105 hari menuju Ujian Masuk Universitas
Berusaha menata hidup kembali setelah jatuh tanpa berusaha bangun untuk sekian lama, rasanya seperti memanjat sumur. Barangkali, karena itu selama ini ia memilih pasrah menggantung nasib pada waktu yang akan datang dan keajaiban yang mungkin hadir, pikir Rhea. Ia akan memulai kembali hidunya seperti biasa. Membuka jendela untuk melihat matahari pagi, mandi setiap hari, lalu pergi ke sekolah dan kembali mengikuti pembelajaran seperti biasanya dengan baik dan sungguh-sungguh walaupun masih belum ada tanda di jalan hidupnya.
''Kamu begitu naif. Aku tidak memintamu untuk menentukan ingin jadi apa. Aku meminta kamu untuk menuliskan cita-cita di lembar profile SMA-mu. Kamu harus pura-pura memiliki cita-cita. Kamu juga harus pura-pura putus asa. Ini adalah cara kerjanya. Murid lain mengisi profile mereka dengan jurusan yang mereka inginkan. Apa ini? Kamu menulis pekerjaan berbeda setiap tahun.'' Itu adalah kata-kata yang dilontarkan oleh wali kelas kepada Rhea pagi itu.
Ia kembali ke kelas dengan wajah muram dan duduk dengan lesu di bangku coklatnya di samping Yuri. Terlihat di sana sahabat-sahabatnya sedang menunggu hasil konsultasinya pagi itu.
''Aku tidak punya cita-cita. Tapi, aku harus punya agar bisa masuk universitas.''
Rhea mengeluhkan apa yang dikatakan oleh wali kelas pagi itu dan mengadu pada sahabat-sahabatnya.
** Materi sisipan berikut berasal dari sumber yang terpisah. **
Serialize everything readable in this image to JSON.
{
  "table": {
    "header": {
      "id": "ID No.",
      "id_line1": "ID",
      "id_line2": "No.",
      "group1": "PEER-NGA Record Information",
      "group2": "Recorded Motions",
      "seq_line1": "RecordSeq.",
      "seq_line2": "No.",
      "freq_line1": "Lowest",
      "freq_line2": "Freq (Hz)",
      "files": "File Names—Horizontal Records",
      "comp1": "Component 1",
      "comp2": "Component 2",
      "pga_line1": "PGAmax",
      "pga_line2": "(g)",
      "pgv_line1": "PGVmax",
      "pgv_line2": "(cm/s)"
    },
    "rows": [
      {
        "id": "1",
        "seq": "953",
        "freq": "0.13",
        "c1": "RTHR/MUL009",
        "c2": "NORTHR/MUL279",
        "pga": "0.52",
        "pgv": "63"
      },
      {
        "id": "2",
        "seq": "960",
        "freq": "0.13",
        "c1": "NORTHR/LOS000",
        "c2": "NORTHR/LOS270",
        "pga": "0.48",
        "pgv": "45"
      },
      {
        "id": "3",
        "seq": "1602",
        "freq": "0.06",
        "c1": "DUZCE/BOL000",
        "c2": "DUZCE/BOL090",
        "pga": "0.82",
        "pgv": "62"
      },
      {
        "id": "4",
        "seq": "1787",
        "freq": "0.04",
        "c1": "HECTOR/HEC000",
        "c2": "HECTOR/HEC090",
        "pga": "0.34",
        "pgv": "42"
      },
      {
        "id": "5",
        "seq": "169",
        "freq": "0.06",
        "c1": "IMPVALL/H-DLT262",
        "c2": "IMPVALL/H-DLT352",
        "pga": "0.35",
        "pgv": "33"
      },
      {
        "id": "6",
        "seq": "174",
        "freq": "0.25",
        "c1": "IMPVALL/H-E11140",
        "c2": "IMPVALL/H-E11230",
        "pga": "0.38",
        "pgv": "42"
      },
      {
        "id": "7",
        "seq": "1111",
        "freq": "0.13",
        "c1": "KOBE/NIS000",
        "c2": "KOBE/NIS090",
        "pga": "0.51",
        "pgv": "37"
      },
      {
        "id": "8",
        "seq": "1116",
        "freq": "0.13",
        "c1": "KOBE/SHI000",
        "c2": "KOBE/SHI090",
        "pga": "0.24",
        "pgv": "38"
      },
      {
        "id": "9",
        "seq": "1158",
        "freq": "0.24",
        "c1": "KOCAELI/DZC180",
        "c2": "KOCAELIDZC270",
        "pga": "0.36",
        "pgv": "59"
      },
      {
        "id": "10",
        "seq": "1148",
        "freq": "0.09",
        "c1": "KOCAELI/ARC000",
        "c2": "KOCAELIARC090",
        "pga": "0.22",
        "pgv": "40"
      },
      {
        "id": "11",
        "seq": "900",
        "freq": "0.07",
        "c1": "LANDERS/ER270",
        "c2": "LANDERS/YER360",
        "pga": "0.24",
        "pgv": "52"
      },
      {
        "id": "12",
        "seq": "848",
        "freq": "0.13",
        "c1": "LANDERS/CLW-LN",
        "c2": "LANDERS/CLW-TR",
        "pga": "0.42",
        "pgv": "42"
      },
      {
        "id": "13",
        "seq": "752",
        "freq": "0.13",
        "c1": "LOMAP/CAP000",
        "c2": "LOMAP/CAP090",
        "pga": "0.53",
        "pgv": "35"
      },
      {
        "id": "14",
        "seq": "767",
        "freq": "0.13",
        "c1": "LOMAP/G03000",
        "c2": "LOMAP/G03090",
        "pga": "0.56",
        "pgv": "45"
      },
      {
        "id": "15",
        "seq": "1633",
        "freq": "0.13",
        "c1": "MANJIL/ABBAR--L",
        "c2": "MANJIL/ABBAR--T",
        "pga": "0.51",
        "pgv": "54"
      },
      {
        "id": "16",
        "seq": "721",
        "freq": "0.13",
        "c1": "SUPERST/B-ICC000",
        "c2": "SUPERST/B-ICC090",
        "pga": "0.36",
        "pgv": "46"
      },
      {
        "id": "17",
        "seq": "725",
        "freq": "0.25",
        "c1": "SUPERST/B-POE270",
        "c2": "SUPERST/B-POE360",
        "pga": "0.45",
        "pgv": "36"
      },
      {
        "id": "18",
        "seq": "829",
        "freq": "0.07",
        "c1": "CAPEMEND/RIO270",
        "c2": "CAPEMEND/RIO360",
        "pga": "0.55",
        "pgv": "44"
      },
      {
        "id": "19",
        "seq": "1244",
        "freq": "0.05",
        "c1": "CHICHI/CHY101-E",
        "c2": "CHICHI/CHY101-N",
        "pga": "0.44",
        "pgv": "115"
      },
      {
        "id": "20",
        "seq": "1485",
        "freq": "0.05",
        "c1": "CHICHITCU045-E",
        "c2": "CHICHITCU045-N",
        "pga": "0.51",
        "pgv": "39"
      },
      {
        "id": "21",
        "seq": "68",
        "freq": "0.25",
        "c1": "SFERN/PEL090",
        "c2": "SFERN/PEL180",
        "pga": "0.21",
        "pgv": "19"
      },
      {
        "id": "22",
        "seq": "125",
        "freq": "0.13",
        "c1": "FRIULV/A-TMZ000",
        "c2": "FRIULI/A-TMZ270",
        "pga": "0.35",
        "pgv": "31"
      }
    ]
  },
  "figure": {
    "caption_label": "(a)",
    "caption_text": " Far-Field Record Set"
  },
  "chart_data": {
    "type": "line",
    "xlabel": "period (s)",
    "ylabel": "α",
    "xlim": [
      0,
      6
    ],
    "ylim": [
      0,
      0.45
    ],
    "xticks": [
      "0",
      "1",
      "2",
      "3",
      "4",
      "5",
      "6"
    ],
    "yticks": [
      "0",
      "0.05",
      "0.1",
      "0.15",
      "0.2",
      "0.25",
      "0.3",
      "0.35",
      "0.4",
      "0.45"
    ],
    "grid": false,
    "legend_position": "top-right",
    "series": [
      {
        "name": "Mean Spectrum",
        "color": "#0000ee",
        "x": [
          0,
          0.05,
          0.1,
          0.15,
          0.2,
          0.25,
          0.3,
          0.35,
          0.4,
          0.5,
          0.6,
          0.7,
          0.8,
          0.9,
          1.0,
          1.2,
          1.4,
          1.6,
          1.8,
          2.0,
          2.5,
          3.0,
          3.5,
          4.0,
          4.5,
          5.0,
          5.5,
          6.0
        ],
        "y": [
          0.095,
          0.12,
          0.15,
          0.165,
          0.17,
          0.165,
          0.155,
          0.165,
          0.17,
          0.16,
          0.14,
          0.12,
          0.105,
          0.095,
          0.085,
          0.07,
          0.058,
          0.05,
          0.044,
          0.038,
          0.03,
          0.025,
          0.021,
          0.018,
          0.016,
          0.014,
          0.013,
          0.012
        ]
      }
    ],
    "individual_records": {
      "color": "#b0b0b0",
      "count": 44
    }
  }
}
Gangga, seseorang yang penuh ambisi untuk masuk universitas karena dukungan dan paksaan orangtuanya berusaha meyakinkan dan memberitahu untuk tidak menyalahkan diri sendiri pada Rhea dan teman-temannya.
''Memang, orang dewasa menganggap di usia 17 tahun ini kita harus penuh impian dan harapan. Begitulah.''
''Oh iya, kamu akan belajar menghafal KUHP-kan?'' Rhea bertanya kepada Gangga dan mengembalikan senyumnya yang rusak pagi itu.
Gangga mengangguk-anggukan kepalanya.
''Ya, itu akan membantuku untuk masuk ke jurusan hukum.''
''Wah! Keren sekali. Bagaimana denganmu Bora?'' Dikta membanggakan teman sebangkunya itu dan bertanya pada yang lain.
Bora menjawab dengan yakin karena ia telah mantap memiilh apa yang akan ia jalani untuk hidupnya.
''Aku akan daftar ke jurusan Administrasi Negara atau Hubungan Internasional. Nantinya aku akan mengikuti ujian masuk pegawai negeri?''
''Ah, berarti kamu harus mengikuti ujian lagi. Apakah kamu tidak lelah?'' Kale ikut antusias pada jawaban yang dilontarkan Bora.
''Semuanya pun akan begitu jika ingin menjadi pegawai negeri.'' Bora menjelaskan informasi yang menurutnya siswa kelas 12 harus tahu.
Dikta meledek Kale dengan menyindirnya, secara tak sengaja ini berhubungan tepat dengan apa yang dirasakan keduanya dengan hubungan renggang yang teah disepakati tadi siang.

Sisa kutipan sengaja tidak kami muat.